To say that the past twelve months has been hard on everyone is the understatement of 2021. Many millions of individuals have been infected with COVID-19 worldwide, and more than a million have died. The severity of the pandemic has understandably commanded our focus, but this preoccupation has not come without costs. Many persistent public health threats have gone underattended, and some (eg, obesity) have intensified as a result of coronavirus mitigation efforts. In short, many of the chronic and infectious diseases that drove the morbidity and mortality of our citizens must now be re-engaged as the COVID-19 threat is slowly vanquished and life returns to a sense of normal in 2021.
COVID-19 has caused unavoidable but serious consequences related to delays in preventive care, missed opportunities for screening and treatment, and drastic declines in healthy lifestyle behaviors. Subsequently, diseases have gone undetected, treatments have been delayed, and diseases such as obesity have increased in prevalence. As such, conditions that had previously challenged the public health workforce have gained new traction, which will call for even greater resolve and dedication moving forward.
In the March/April 2021 issue of the Journal of Public Health Management and Practice, there are several articles that should aid in renewed efforts to address chronic diseases. The issue begins with an editorial and a commentary highlighting the importance of practitioner engagement in cancer prevention and control initiatives supported by the National Cancer Institute (NCI). In their commentary, Hursting and Chambers argue that the integration of practitioners into the implementation science efforts of the NCI will speed the translation of evidence-based research into practice by improving the practice relevance of the research conducted. This conclusion has relevance beyond the NCI's mission, and can be said of all efforts to implement solutions in the real world.
Also found in the current issue are a series of articles relevant to chronic disease prevention and control. Figgatt and colleagues present a novel use of data from electronic health records to estimate chronic disease prevalence among underserved populations. Related, Hawkins and collaborators describe the approach their team took to create the Best Practices Guide, which was designed to identify processes for translating research on blood pressure control and cholesterol management into a user-friendly, implementation-oriented resource for public health practitioners. Both of these important studies should help inform practice efforts to control chronic diseases.

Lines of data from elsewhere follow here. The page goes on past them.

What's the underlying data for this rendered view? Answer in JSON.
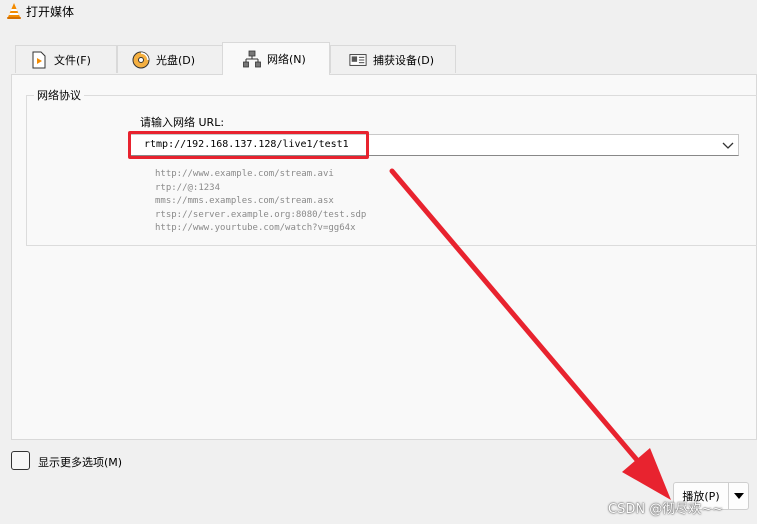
{
  "window": {
    "title": "打开媒体"
  },
  "tabs": [
    {
      "label": "文件(F)",
      "icon": "file-play-icon"
    },
    {
      "label": "光盘(D)",
      "icon": "disc-icon"
    },
    {
      "label": "网络(N)",
      "icon": "network-icon",
      "active": true
    },
    {
      "label": "捕获设备(D)",
      "icon": "capture-card-icon"
    }
  ],
  "network": {
    "group_title": "网络协议",
    "url_label": "请输入网络 URL:",
    "url_value": "rtmp://192.168.137.128/live1/test1",
    "examples": [
      "http://www.example.com/stream.avi",
      "rtp://@:1234",
      "mms://mms.examples.com/stream.asx",
      "rtsp://server.example.org:8080/test.sdp",
      "http://www.yourtube.com/watch?v=gg64x"
    ]
  },
  "options": {
    "more_options_label": "显示更多选项(M)",
    "checked": false
  },
  "footer": {
    "play_label": "播放(P)",
    "watermark": "CSDN @彻尽欢~~"
  },
  "colors": {
    "annotation_red": "#e8232f",
    "panel": "#f9f9f9",
    "background": "#f0f0f0"
  }
}
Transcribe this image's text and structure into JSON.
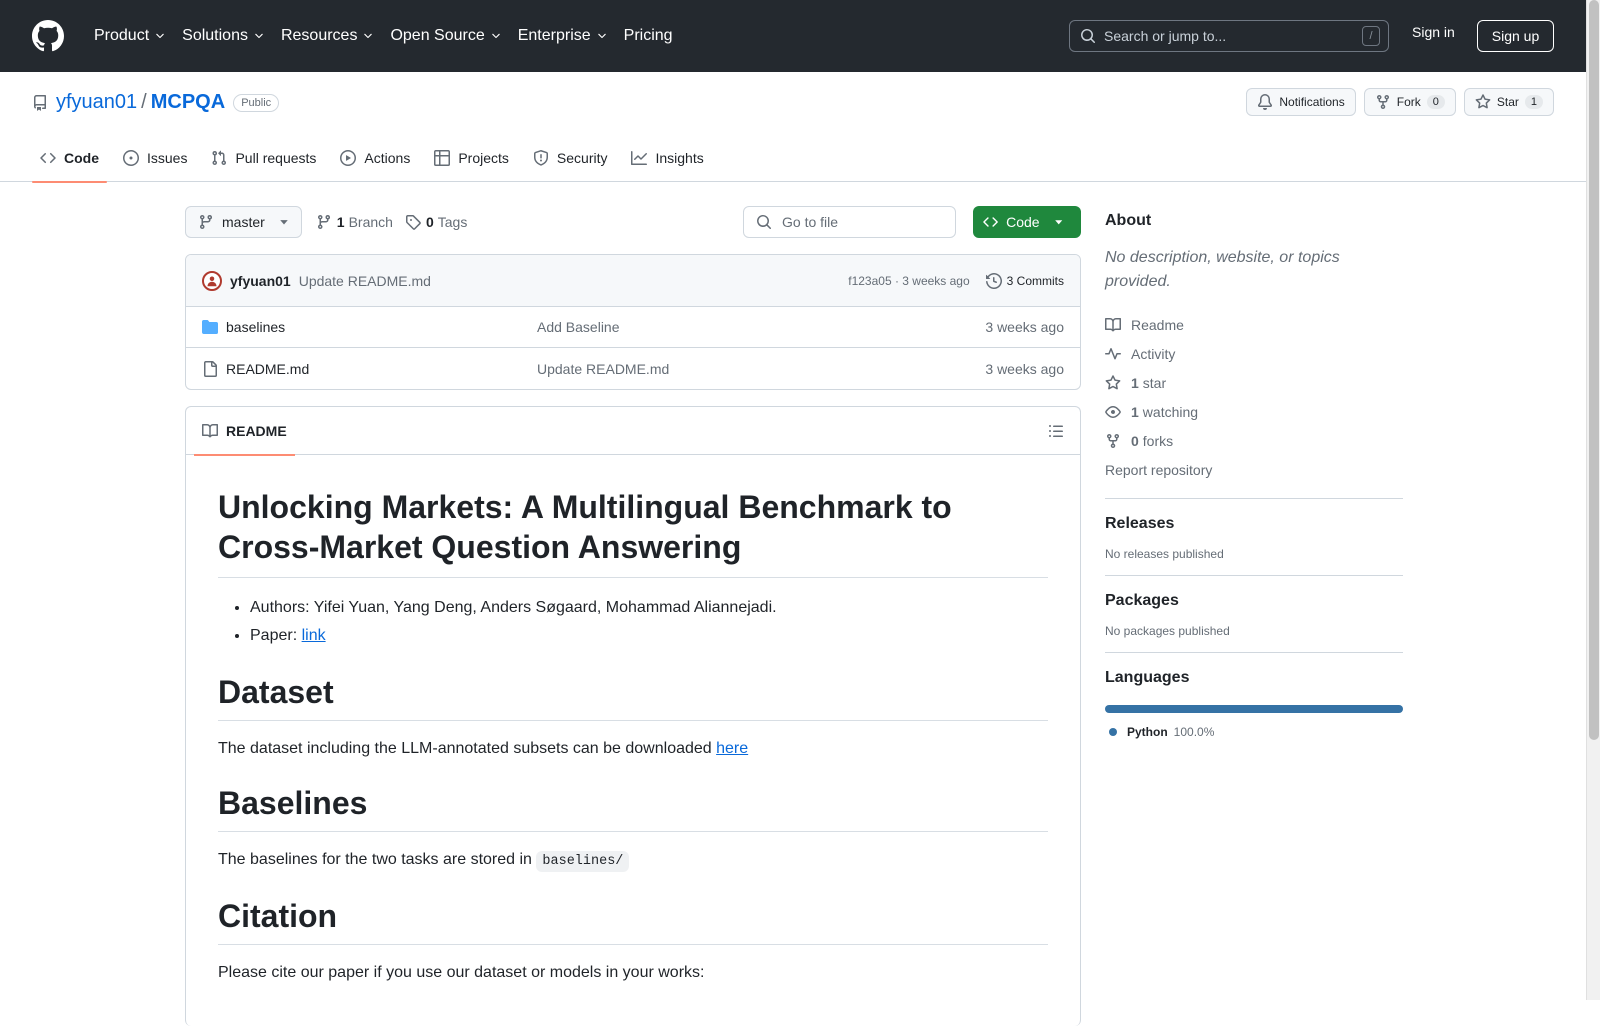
{
  "header": {
    "nav": [
      "Product",
      "Solutions",
      "Resources",
      "Open Source",
      "Enterprise",
      "Pricing"
    ],
    "search_placeholder": "Search or jump to...",
    "search_shortcut": "/",
    "sign_in": "Sign in",
    "sign_up": "Sign up"
  },
  "repo": {
    "owner": "yfyuan01",
    "separator": "/",
    "name": "MCPQA",
    "visibility": "Public",
    "notifications": "Notifications",
    "fork_label": "Fork",
    "fork_count": "0",
    "star_label": "Star",
    "star_count": "1",
    "tabs": [
      "Code",
      "Issues",
      "Pull requests",
      "Actions",
      "Projects",
      "Security",
      "Insights"
    ]
  },
  "filebar": {
    "branch": "master",
    "branch_count": "1",
    "branch_label": "Branch",
    "tag_count": "0",
    "tag_label": "Tags",
    "goto_placeholder": "Go to file",
    "code_button": "Code"
  },
  "commit": {
    "user": "yfyuan01",
    "message": "Update README.md",
    "hash_time": "f123a05 · 3 weeks ago",
    "commits": "3 Commits"
  },
  "files": [
    {
      "name": "baselines",
      "type": "folder",
      "message": "Add Baseline",
      "time": "3 weeks ago"
    },
    {
      "name": "README.md",
      "type": "file",
      "message": "Update README.md",
      "time": "3 weeks ago"
    }
  ],
  "readme": {
    "tab": "README",
    "title": "Unlocking Markets: A Multilingual Benchmark to Cross-Market Question Answering",
    "authors": "Authors: Yifei Yuan, Yang Deng, Anders Søgaard, Mohammad Aliannejadi.",
    "paper_prefix": "Paper: ",
    "paper_link": "link",
    "dataset_heading": "Dataset",
    "dataset_text": "The dataset including the LLM-annotated subsets can be downloaded ",
    "dataset_link": "here",
    "baselines_heading": "Baselines",
    "baselines_text": "The baselines for the two tasks are stored in ",
    "baselines_code": "baselines/",
    "citation_heading": "Citation",
    "citation_text": "Please cite our paper if you use our dataset or models in your works:"
  },
  "sidebar": {
    "about_heading": "About",
    "description": "No description, website, or topics provided.",
    "readme": "Readme",
    "activity": "Activity",
    "stars_count": "1",
    "stars_label": "star",
    "watching_count": "1",
    "watching_label": "watching",
    "forks_count": "0",
    "forks_label": "forks",
    "report": "Report repository",
    "releases_heading": "Releases",
    "releases_text": "No releases published",
    "packages_heading": "Packages",
    "packages_text": "No packages published",
    "languages_heading": "Languages",
    "language_name": "Python",
    "language_percent": "100.0%"
  },
  "colors": {
    "header_bg": "#24292f",
    "link": "#0969da",
    "code_button": "#1f883d",
    "tab_underline": "#fd8c73",
    "python": "#3572A5"
  }
}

Ultimately, public health efforts to address the COVID-19 pandemic will prevail. Whether COVID-19 will be essentially eradicated like SARS or becomes endemic like influenza remains to be seen. Regardless, the public health community will need to remain vigilant for potential re-emergence or novel infectious disease threats in the future. However, it's imperative that we maintain our prevention and control efforts for chronic diseases in the face of new threats. Only by maintaining a comprehensive and balanced approach can the public health community be prepared for emerging threats while keeping our established adversaries at bay.